ZURICH (Reuters) - Switzerland must do more to prevent financial crime and banks in particular should step up efforts to spot and report suspected crimes, an inter-governmental Financial Action Task Force (FATF) said on Wednesday.
Banks fail to report some suspicious transactions and mostly only report these when information from external sources comes to light, a FATF report said.
“(Swiss financial watchdog) FINMA needs to increase supervision and sanctions regarding compliance with the reporting requirement,” it said.
Once a haven for untaxed and illicit assets, Swiss authorities have been stung into action by a global push to combat money laundering and other financial crimes.
That has led to considerable improvement in its efforts since 2005, the global task force said.
“Switzerland demonstrates a strong commitment to mutual legal assistance,” FATF said in a statement. “It should continue to pursue its efforts on all other forms of international cooperation, including on the supervision of financial groups given the key role of the Swiss financial centre.”
Swiss authorities have collected financial information and seized assets for their international counterparts in a number of prominent cases, including investigations into Malaysian state fund 1MDB, global soccer body FIFA and Brazilian state-run oil company Petrobras (PETR4.SA).

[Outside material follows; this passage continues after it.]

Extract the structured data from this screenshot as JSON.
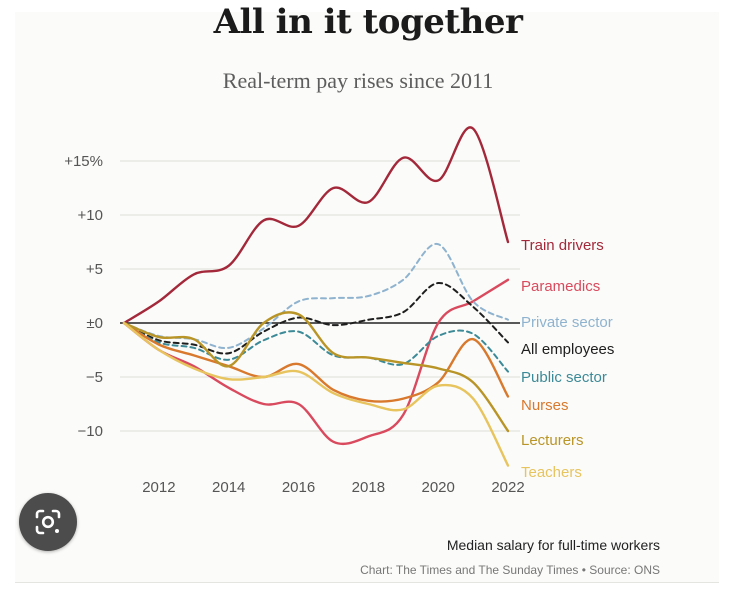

The Swiss Bankers Association pushed back against FATF’s methodology after the report was published: “In the view of the banks, simply increasing the number of suspicious activity reports would not necessarily result in a further rise in the effectiveness of money laundering prevention.”
FINMA has called on banks to be more thorough in their checks and in October said 15 were in a “red zone” of lenders most exposed to money laundering.
The finance ministry said it would analyse the recommendations of the report and submit a corresponding proposal to the Swiss cabinet next year.